Quando hai capito che oltre a divulgare ti piace anche raccontare? La mia professione di conservazione del patrimonio culturale mi ha portato a partecipare a numerosi convegni e a tenere conferenze su argomenti per lo più tecnico-scientifici. Però, mentre nella presentazione di un contributo scientifico occorre essere essenziali e puntualmente tecnici (spesso col risultato di vedere occhi che si chiudono per la noia), tenere una conferenza di quarantacinque minuti senza vedere la sala svuotarsi più o meno lentamente, richiede una particolare attenzione nell’elaborazione delle sequenze delle immagini e dell’esposizione. Il tono deve essere colloquiale, inframmezzato da commenti delle immagini e, all’occorrenza, da una battuta frivola per alleggerire la tensione. Questo modo di presentare argomenti complessi in modo semplice e facilmente comprensibile mi ha aiutato nella mia attività di docente universitario e forse si è anche affinato proprio grazie a quell’esperienza. Transitare dalla divulgazione scientifica all’affabulazione è stato quasi naturale. In questo mi ha molto aiutato l’abitudine di osservare il mondo con cui venivo a contatto nel corso dei miei viaggi traendone spunti e riflessioni che annotavo sui miei taccuini di viaggio. E allora perché non mettere insieme dei racconti di quelle esperienze dirette? Lo feci con la silloge dal titolo Carretera Nacional interamente ambientato in Perù e che vinse il primo premio al concorso letterario ‘Un Fiorino’ a cura della Montegrappa Editore di Monterotondo.
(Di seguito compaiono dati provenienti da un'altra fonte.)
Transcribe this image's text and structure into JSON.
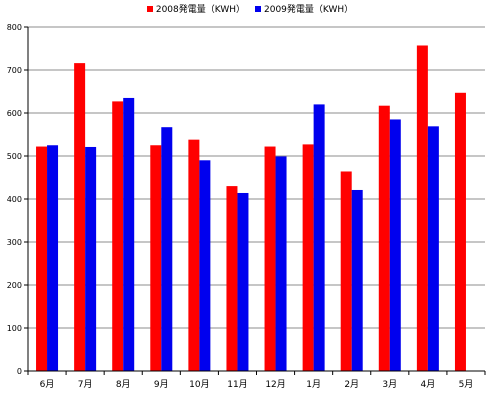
{
  "chart_data": {
    "type": "bar",
    "categories": [
      "6月",
      "7月",
      "8月",
      "9月",
      "10月",
      "11月",
      "12月",
      "1月",
      "2月",
      "3月",
      "4月",
      "5月"
    ],
    "series": [
      {
        "name": "2008発電量（KWH）",
        "color": "#ff0000",
        "values": [
          522,
          716,
          627,
          525,
          538,
          430,
          522,
          527,
          464,
          617,
          757,
          647
        ]
      },
      {
        "name": "2009発電量（KWH）",
        "color": "#0000ee",
        "values": [
          525,
          521,
          635,
          567,
          490,
          414,
          499,
          620,
          421,
          585,
          569,
          null
        ]
      }
    ],
    "yticks": [
      "0",
      "100",
      "200",
      "300",
      "400",
      "500",
      "600",
      "700",
      "800"
    ],
    "ylim": [
      0,
      800
    ],
    "grid": true,
    "legend_position": "top"
  }
}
Da quel momento ho iniziato ad alternare la stesura di testi tecnici con la narrativa di evasione, anche se devo confessare che la maggior parte delle mie storie ha un fondamento nelle mie esperienze di viaggio e nel mio sapere. D’altra parte, sono sempre lo stesso Costantino Meucci che scrive e racconta frammenti della propria vita.